系列化には、以下のようなものがあります。系列内に属する卸売業者や小売業者は、競合メーカーの商品を取り扱わない代わりに、そのメーカーから経営や販売などで様々な支援を受けることができます。
- 専売制
メーカーが自社の商品のみの取扱契約を流通業者と結ぶもので、流通業者は、このメーカー以外の商品提供は制限されます。例えば、食品などの卸売業者の特約店制度など。 - 一店一帳合制
メーカーが小売店に対し、自社商品の仕入先の卸売業者を1社に指定するもの。 - テリトリー制
メーカーが特定地域での独占的な販売権を流通業者に与え、その代わりに他の地域での販売を制限するもの。 - 店会制
メーカーが自社の「店会」に流通業者を加入させ、組織化する制度。有名なのは中小の電気店を組織化した松下電器(現:パナソニック)のかつての「ナショナル店会」。
流通系列化は、メーカーにとって価格や販売の管理がしやすくなることだけでなく、生産から販売までの基盤を強力に築くことができるため、競合メーカーや新規参入企業が自社の市場に入りにくくなるというメリットがあります。そのため、日本では多くの企業が流通系列化を行ってきました。家電や化粧品は、その典型的な業界でした。
しかし、小売業が大型化、チェーン化の進展とともに、バイイングパワーを発揮して価格主導権を握るようになり、商圏も当初メーカーが設定したテリトリーを超えて変動しています。さらに、近年のインターネット通販市場の急成長は小売・流通産業全体に影響を及ぼし、店頭以外の顧客との接点が大きく拡大しています。

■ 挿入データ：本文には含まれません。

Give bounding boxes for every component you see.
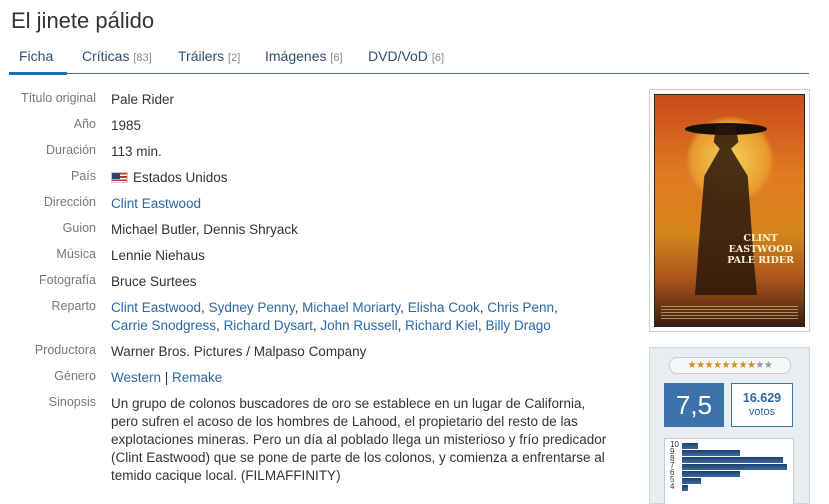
music: Lennie Niehaus <box>111 248 205 263</box>
cast-link[interactable]: Carrie Snodgress <box>111 318 216 333</box>
tab-ficha[interactable]: Ficha <box>19 48 53 64</box>
poster-title-line: EASTWOOD <box>728 244 793 255</box>
rating-histogram: 10 9 8 7 6 5 4 <box>664 438 794 504</box>
director-link[interactable]: Clint Eastwood <box>111 196 201 211</box>
genre-link[interactable]: Remake <box>172 370 222 385</box>
info-label: Duración <box>45 143 96 157</box>
info-label: Fotografía <box>39 273 96 287</box>
tab-label: DVD/VoD <box>368 48 428 64</box>
cast-link[interactable]: John Russell <box>320 318 397 333</box>
star-icon: ★ <box>696 360 705 371</box>
tab-count: [6] <box>431 52 445 64</box>
histogram-bar <box>682 443 698 449</box>
histogram-bar <box>682 478 701 484</box>
rating-panel: ★★★★★★★★★★ 7,5 16.629 votos 10 9 8 7 6 5 4 <box>649 347 810 504</box>
country-name: Estados Unidos <box>133 170 228 185</box>
star-rating: ★★★★★★★★★★ <box>669 357 791 374</box>
cast-link[interactable]: Clint Eastwood <box>111 300 201 315</box>
histogram-bar <box>682 471 740 477</box>
info-label: Género <box>54 369 96 383</box>
poster-credits <box>661 306 798 320</box>
info-label: Sinopsis <box>48 395 96 409</box>
info-label: Música <box>56 247 96 261</box>
cinematography: Bruce Surtees <box>111 274 197 289</box>
cast-link[interactable]: Chris Penn <box>487 300 554 315</box>
genre-list: Western | Remake <box>111 370 223 385</box>
info-label: Productora <box>34 343 96 357</box>
tab-label: Críticas <box>82 48 130 64</box>
poster-image: CLINT EASTWOOD PALE RIDER <box>654 94 805 327</box>
histogram-row: 4 <box>665 482 795 491</box>
star-icon: ★ <box>755 360 764 371</box>
info-label: País <box>70 169 96 183</box>
original-title: Pale Rider <box>111 92 175 107</box>
histogram-bar <box>682 464 787 470</box>
poster-title-line: PALE RIDER <box>727 255 794 266</box>
poster-title: CLINT EASTWOOD PALE RIDER <box>727 233 794 266</box>
production-company: Warner Bros. Pictures / Malpaso Company <box>111 344 367 359</box>
tab-label: Imágenes <box>265 48 327 64</box>
synopsis-text: Un grupo de colonos buscadores de oro se… <box>111 396 607 483</box>
histogram-row: 10 <box>665 440 795 449</box>
star-icon: ★ <box>704 360 714 371</box>
country: Estados Unidos <box>111 169 228 187</box>
star-icon: ★ <box>687 360 697 371</box>
tab-label: Tráilers <box>178 48 225 64</box>
cast-link[interactable]: Elisha Cook <box>408 300 480 315</box>
tab-criticas[interactable]: Críticas [83] <box>82 48 152 64</box>
star-icon: ★ <box>721 360 731 371</box>
cast-link[interactable]: Billy Drago <box>485 318 550 333</box>
tab-dvd-vod[interactable]: DVD/VoD [6] <box>368 48 444 64</box>
info-label: Dirección <box>43 195 96 209</box>
histogram-row: 9 <box>665 447 795 456</box>
average-rating: 7,5 <box>664 383 724 427</box>
histogram-row: 5 <box>665 475 795 484</box>
genre-link[interactable]: Western <box>111 370 161 385</box>
histogram-row: 6 <box>665 468 795 477</box>
cast-link[interactable]: Richard Kiel <box>405 318 478 333</box>
director: Clint Eastwood <box>111 195 201 213</box>
histogram-score: 4 <box>670 482 675 491</box>
histogram-row: 7 <box>665 461 795 470</box>
votes-count: 16.629 <box>742 391 782 405</box>
histogram-bar <box>682 457 783 463</box>
histogram-bar <box>682 485 688 491</box>
tab-imagenes[interactable]: Imágenes [6] <box>265 48 343 64</box>
us-flag-icon <box>111 172 128 183</box>
info-label: Reparto <box>51 299 96 313</box>
tab-count: [2] <box>228 52 241 64</box>
info-label: Guion <box>62 221 96 235</box>
page-title: El jinete pálido <box>11 8 155 33</box>
info-label: Título original <box>20 91 96 105</box>
movie-poster[interactable]: CLINT EASTWOOD PALE RIDER <box>649 89 810 332</box>
star-icon: ★ <box>763 360 773 371</box>
tab-bar: Ficha Críticas [83] Tráilers [2] Imágene… <box>9 42 809 75</box>
star-icon: ★ <box>713 360 722 371</box>
votes-label: votos <box>748 406 776 418</box>
screenplay: Michael Butler, Dennis Shryack <box>111 222 298 237</box>
tab-count: [83] <box>133 52 152 64</box>
active-tab-indicator <box>9 72 67 75</box>
cast-link[interactable]: Richard Dysart <box>224 318 313 333</box>
duration: 113 min. <box>111 144 162 159</box>
cast-link[interactable]: Michael Moriarty <box>302 300 400 315</box>
tab-label: Ficha <box>19 48 54 64</box>
poster-title-line: CLINT <box>743 233 778 244</box>
histogram-bar <box>682 450 740 456</box>
star-icon: ★ <box>738 360 747 371</box>
tab-count: [6] <box>330 52 343 64</box>
histogram-row: 8 <box>665 454 795 463</box>
year: 1985 <box>111 118 142 133</box>
tab-trailers[interactable]: Tráilers [2] <box>178 48 240 64</box>
votes-count-box[interactable]: 16.629 votos <box>731 383 793 427</box>
cast-list: Clint Eastwood, Sydney Penny, Michael Mo… <box>111 300 558 333</box>
info-label: Año <box>73 117 96 131</box>
cast-link[interactable]: Sydney Penny <box>209 300 295 315</box>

商品の品揃えや価格設定が制限される流通系列化は、次第にこうした戦略環境に合わないものとなっています。家電、化粧品、タイヤなどの業界では今なお残ってはいるものの、その有効性は大きく低下しています。また海外からも、流通系列化が日本市場への参入障壁になっているとして、批判の対象となってきました。しかし現在では、状況が変化したために、流通系列化が問題視されることは少なくなってきているようです。